Pour Schweitzer, l'originalité de la prédication des prophètes et surtout de celle de Jésus consiste à introduire dans ce dilemme la perspective eschatologique d'un devenir du monde qui vient le brouiller. La religion biblique ne se laisse ranger dans aucune des deux catégories que je viens d'indiquer. Elle n'enseigne pas la bonté foncière du monde, comme la sagesse; au contraire, bien souvent elle le met en accusation, et n'a aucune indulgence pour ce qu'il a d'horrible. À l'inverse, à la différence de la secte, elle ne le juge pas, intrinsèquement pervers et irrécupérable. Elle nous annonce que Dieu agit pour le changer. Comme le dit l'Apocalypse, reprenant un texte d'Esaïe, Dieu est celui qui fait toutes choses nouvelles. À la logique figée et statique d'une réalité stable, immuable, qui est ce qu'elle est, la Bible substitue la vision dynamique d'un mouvement, d'un process, pour reprendre un terme anglais qui n'a pas d'équivalent exact en français et qui désigne ce qui est en train de se faire, ce qui est en cours de formation et d'évolution. John Cobb, l'un des principaux théologiens du Process, ne cesse d'insister sur l'activité du Dieu biblique, contre l'idée d'un Dieu toujours identique à lui-même, figé dans une éternité intemporelle, idée qu'on rencontre souvent en philosophie. Dieu, à chaque instant, crée, il fait surgir du nouveau, il pousse les choses et les gens à bouger, à évoluer, à devenir différents, à se comporter autrement. Comme au début de la Genèse, il veut faire surgir du chaos ou du tohu-bohu existant un cosmos, un monde bien ordonné, équilibré, pacifique et harmonieux. Il se heurte à des obstacles, souvent on ne le suit pas et on ne lui obéit pas, on le bafoue, et il essuie des défaites; il connaît aussi des succès, opère des avancées (l'évangile en représente une). Dès que le cosmos l'emporte quelque part, le chaos tente de regagner le terrain perdu; jusque dans les églises, on voit, parfois douloureusement, la tension entre une communauté fraternelle et des affrontements fratricides. Travailleur et lutteur infatigable, Dieu ne se décourage pas; il continue son entreprise, et, comme le souligne souvent Wilfred Monod, soucieux de joindre le spirituel et le social, il la poursuit avec nous, par notre moyen en nous mobilisant contre le désordre et l'horreur en nous et autour de nous.

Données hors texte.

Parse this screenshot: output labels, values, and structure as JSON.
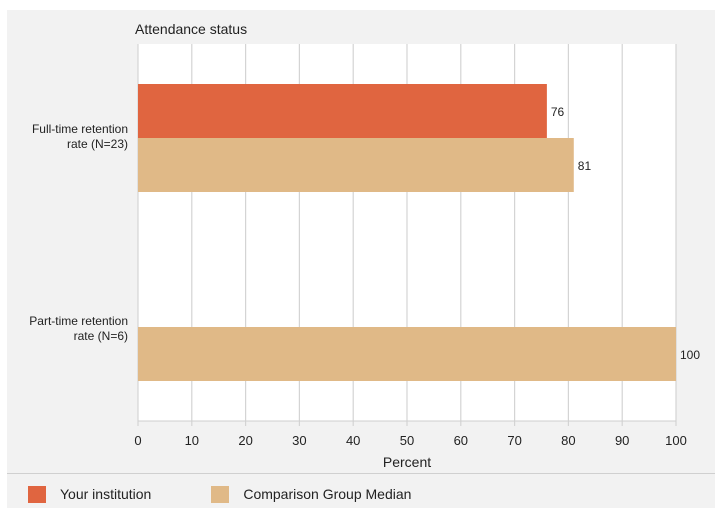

Ainsi compris, Dieu ne légitime ni ne rejette le monde tel qu'il est; il travaille à le changer. Il œuvre en chaque être, humain ou non humain, pour faire surgir une réalité nouvelle. La foi évangélique ne se soumet pas au monde tel qu'il est; elle ne s'évade pas dans un au delà. Elle discerne l'action de Dieu, elle y participe, elle s'engage à son service pour un monde meilleur.

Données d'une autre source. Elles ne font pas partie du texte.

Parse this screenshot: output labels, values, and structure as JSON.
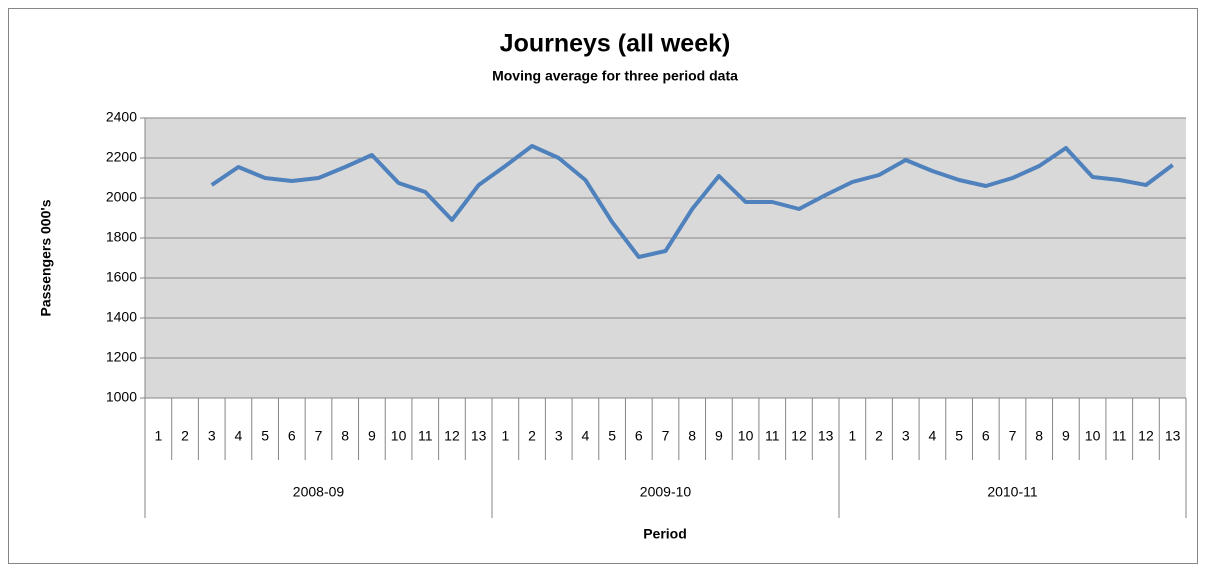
{
  "chart_data": {
    "type": "line",
    "title": "Journeys (all week)",
    "subtitle": "Moving average for three period data",
    "y_label": "Passengers 000's",
    "x_label": "Period",
    "groups": [
      "2008-09",
      "2009-10",
      "2010-11"
    ],
    "categories": [
      "1",
      "2",
      "3",
      "4",
      "5",
      "6",
      "7",
      "8",
      "9",
      "10",
      "11",
      "12",
      "13",
      "1",
      "2",
      "3",
      "4",
      "5",
      "6",
      "7",
      "8",
      "9",
      "10",
      "11",
      "12",
      "13",
      "1",
      "2",
      "3",
      "4",
      "5",
      "6",
      "7",
      "8",
      "9",
      "10",
      "11",
      "12",
      "13"
    ],
    "series": [
      {
        "name": "Journeys",
        "color": "#4f81bd",
        "values": [
          null,
          null,
          2065,
          2155,
          2100,
          2085,
          2100,
          2155,
          2215,
          2075,
          2030,
          1890,
          2065,
          2160,
          2260,
          2200,
          2090,
          1880,
          1705,
          1735,
          1945,
          2110,
          1980,
          1980,
          1945,
          2015,
          2080,
          2115,
          2190,
          2135,
          2090,
          2060,
          2100,
          2160,
          2250,
          2105,
          2090,
          2065,
          2165
        ]
      }
    ],
    "ylim": [
      1000,
      2400
    ],
    "yticks": [
      1000,
      1200,
      1400,
      1600,
      1800,
      2000,
      2200,
      2400
    ],
    "grid": true,
    "plot_background": "#d9d9d9"
  }
}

Ici, on peut vraiment parler d'espérance. L'espérance sait bien que les choses ne vont pas comme elles le devraient et elle sait que ce monde ne reflète pas fidèlement l'amour et la volonté divine. Le mal sous toutes ses formes y est présent et puissant. Le monde a vraiment besoin d'être transformé et la foi ne peut pas s'en satisfaire. Aussi, la Bible ne nous demande pas de l'accepter tel qu'il est, comme le font les spiritualités et les philosophies que j'ai rangées dans la catégorie "sagesse". Schweitzer note justement que la foi comporte une dimension de pessimisme, en ce sens qu'elle ne cache pas le pire ; elle le voit, le souligne et le dénonce. Pourtant, malgré cette lucidité sans complaisance, l'espérance ne se détourne pas du monde, elle ne le méprise pas, ne le condamne pas ni ne s'en désintéresse, comme le préconisent les philosophies et spiritualités de type sectaire. Car Dieu y agit, s'efforce de le prendre en main, de le remodeler et de le conduire au salut. L'évangile annonce que Dieu aime et accepte le monde, les humains tels qu'ils sont, mais qu'il les aime et les accepte pour qu'ils deviennent autres, pour en faire une nouvelle création et une nouvelle créature, selon un thème fort de l'Ancien comme du Nouveau Testament. La foi biblique fait naître en nous une espérance active, celle que Schweitzer met en application quand il s'efforce de respecter (il vaudrait mieux dire de "servir") la vie. Le croyant se tourne vers l'avenir que Dieu prépare. Il se sait pris dans un mouvement, emporté par un torrent (image utilisée par Schweitzer), inséré dans un dynamisme créateur (le livre que j'ai écrit sur la théologie du Process s'intitule "le dynamisme créateur de Dieu"). Schweitzer souligne souvent qu'à un pessimisme réaliste, la foi joint un optimisme mobilisateur. Ces deux éléments conjoints font qu'il y une espérance véritable qui évite aussi bien l'illusion que le découragement.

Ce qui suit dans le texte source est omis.